The Rutenberg column was an astute and honest piece of analysis. The unavoidable takeaway from it was that Donald Trump, in shattering the norms of presidential politics, had baited the elite news media into abandoning the norms of traditional journalism—a central tenet of which was the posture of neutrality.

Read the whole thing. Like Mr. Boyer I’m uncertain as to whether the Times or the Washington Post or CNN can ever recover from the Trump presidency.

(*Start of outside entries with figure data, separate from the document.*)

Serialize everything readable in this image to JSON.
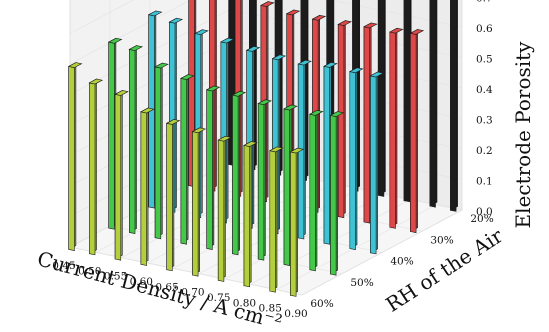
{
  "chart_data": {
    "type": "bar",
    "subtype": "3d-bar",
    "title": "",
    "xlabel": "Current Density / A cm⁻²",
    "ylabel": "RH of the Air",
    "zlabel": "Electrode Porosity",
    "x_ticks": [
      "0.45",
      "0.50",
      "0.55",
      "0.60",
      "0.65",
      "0.70",
      "0.75",
      "0.80",
      "0.85",
      "0.90"
    ],
    "y_ticks": [
      "20%",
      "30%",
      "40%",
      "50%",
      "60%"
    ],
    "z_ticks": [
      "0.0",
      "0.1",
      "0.2",
      "0.3",
      "0.4",
      "0.5",
      "0.6",
      "0.7"
    ],
    "xlim": [
      0.45,
      0.9
    ],
    "ylim": [
      20,
      60
    ],
    "zlim": [
      0.0,
      0.75
    ],
    "grid": true,
    "series": [
      {
        "rh": 20,
        "color": "#1c1c1c",
        "x": [
          0.46,
          0.5,
          0.55,
          0.6,
          0.65,
          0.7,
          0.75,
          0.8,
          0.85,
          0.89
        ],
        "values": [
          0.7,
          0.72,
          0.71,
          0.71,
          0.7,
          0.69,
          0.69,
          0.7,
          0.7,
          0.7
        ]
      },
      {
        "rh": 30,
        "color": "#dd4848",
        "x": [
          0.46,
          0.5,
          0.55,
          0.6,
          0.65,
          0.7,
          0.75,
          0.8,
          0.85,
          0.89
        ],
        "values": [
          0.65,
          0.66,
          0.65,
          0.64,
          0.63,
          0.63,
          0.63,
          0.64,
          0.64,
          0.65
        ]
      },
      {
        "rh": 40,
        "color": "#3fc3d4",
        "x": [
          0.46,
          0.5,
          0.55,
          0.6,
          0.65,
          0.7,
          0.75,
          0.8,
          0.85,
          0.89
        ],
        "values": [
          0.63,
          0.62,
          0.6,
          0.59,
          0.58,
          0.57,
          0.57,
          0.58,
          0.58,
          0.58
        ]
      },
      {
        "rh": 50,
        "color": "#45c84a",
        "x": [
          0.46,
          0.5,
          0.55,
          0.6,
          0.65,
          0.7,
          0.75,
          0.8,
          0.85,
          0.89
        ],
        "values": [
          0.61,
          0.6,
          0.56,
          0.54,
          0.52,
          0.52,
          0.51,
          0.51,
          0.51,
          0.52
        ]
      },
      {
        "rh": 60,
        "color": "#b3cf3d",
        "x": [
          0.46,
          0.5,
          0.55,
          0.6,
          0.65,
          0.7,
          0.75,
          0.8,
          0.85,
          0.89
        ],
        "values": [
          0.6,
          0.56,
          0.54,
          0.5,
          0.48,
          0.47,
          0.46,
          0.46,
          0.46,
          0.47
        ]
      }
    ]
  }
}
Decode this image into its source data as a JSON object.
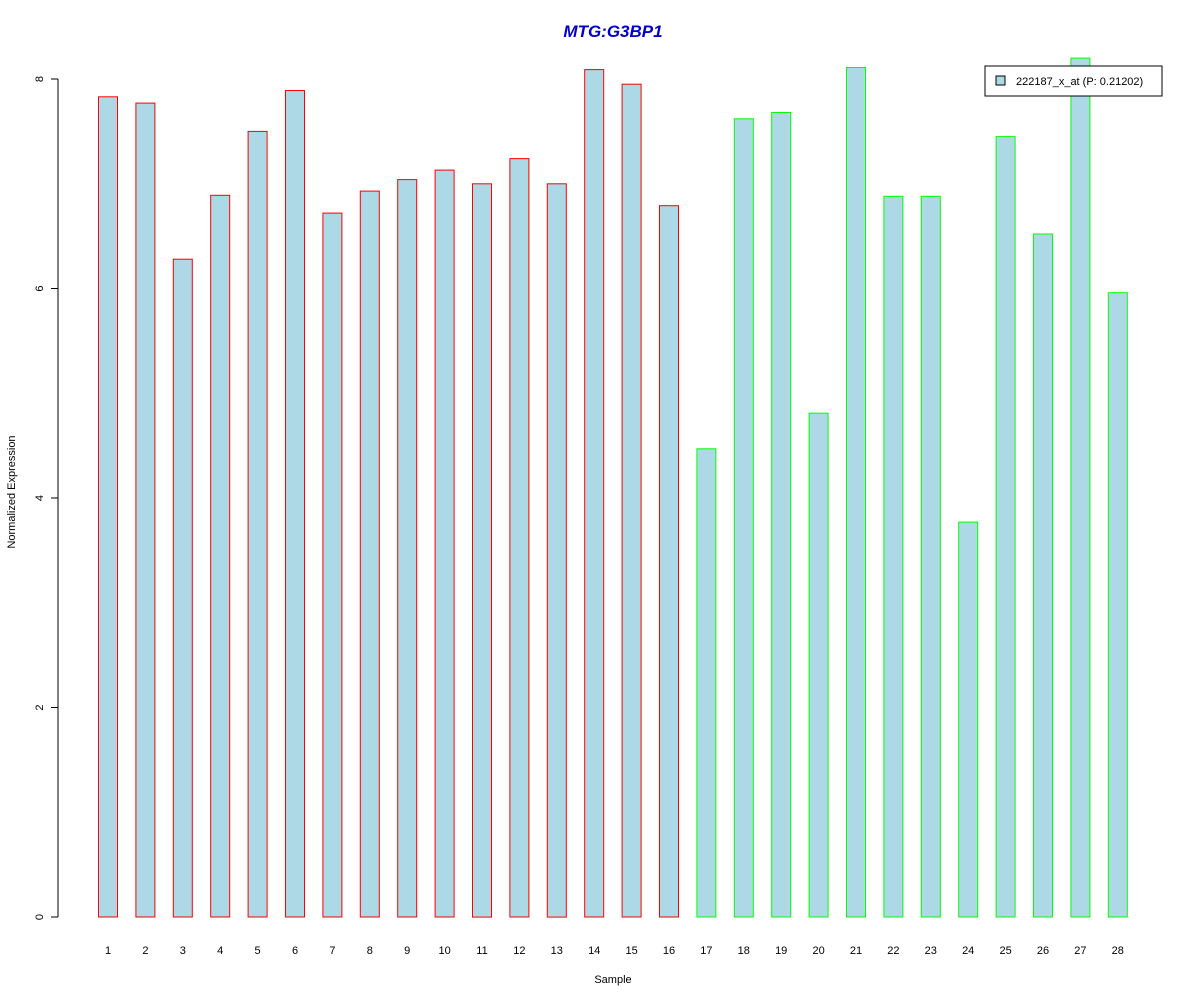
{
  "chart_data": {
    "type": "bar",
    "title": "MTG:G3BP1",
    "xlabel": "Sample",
    "ylabel": "Normalized Expression",
    "ylim": [
      0,
      8
    ],
    "yticks": [
      0,
      2,
      4,
      6,
      8
    ],
    "grid": false,
    "legend_position": "top-right",
    "categories": [
      "1",
      "2",
      "3",
      "4",
      "5",
      "6",
      "7",
      "8",
      "9",
      "10",
      "11",
      "12",
      "13",
      "14",
      "15",
      "16",
      "17",
      "18",
      "19",
      "20",
      "21",
      "22",
      "23",
      "24",
      "25",
      "26",
      "27",
      "28"
    ],
    "series": [
      {
        "name": "222187_x_at (P: 0.21202)",
        "fill_color": "#add8e6",
        "values": [
          7.83,
          7.77,
          6.28,
          6.89,
          7.5,
          7.89,
          6.72,
          6.93,
          7.04,
          7.13,
          7.0,
          7.24,
          7.0,
          8.09,
          7.95,
          6.79,
          4.47,
          7.62,
          7.68,
          4.81,
          8.11,
          6.88,
          6.88,
          3.77,
          7.45,
          6.52,
          8.2,
          5.96
        ],
        "edge_colors": [
          "#ff0000",
          "#ff0000",
          "#ff0000",
          "#ff0000",
          "#ff0000",
          "#ff0000",
          "#ff0000",
          "#ff0000",
          "#ff0000",
          "#ff0000",
          "#ff0000",
          "#ff0000",
          "#ff0000",
          "#ff0000",
          "#ff0000",
          "#ff0000",
          "#00ff00",
          "#00ff00",
          "#00ff00",
          "#00ff00",
          "#00ff00",
          "#00ff00",
          "#00ff00",
          "#00ff00",
          "#00ff00",
          "#00ff00",
          "#00ff00",
          "#00ff00"
        ]
      }
    ]
  }
}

I’m uncertain as to whether the very notion of the role of the major media outlets can.

3 comments… add one
  • Guarneri Link

    “What would have been deemed ordinary political bloviation in any other president (“a chicken in every pot!”) is now termed a lie.”

    You might want to pass on that straightforward observation to your buddies at OTB. They are similarly in the grips of hysteria.

  • TastyBits Link

    @Drew

    You might want to pass on that straightforward observation to your buddies at OTB. They are similarly in the grips of hysteria.

    You can lead a Truther to reality, but you cannot make him/her accept it.

  • Andy Link

    “The unavoidable takeaway from it was that Donald Trump, in shattering the norms of presidential politics, had baited the elite news media into abandoning the norms of traditional journalism—a central tenet of which was the posture of neutrality.”

    I think that’s a concise and accurate explanation for what has occurred.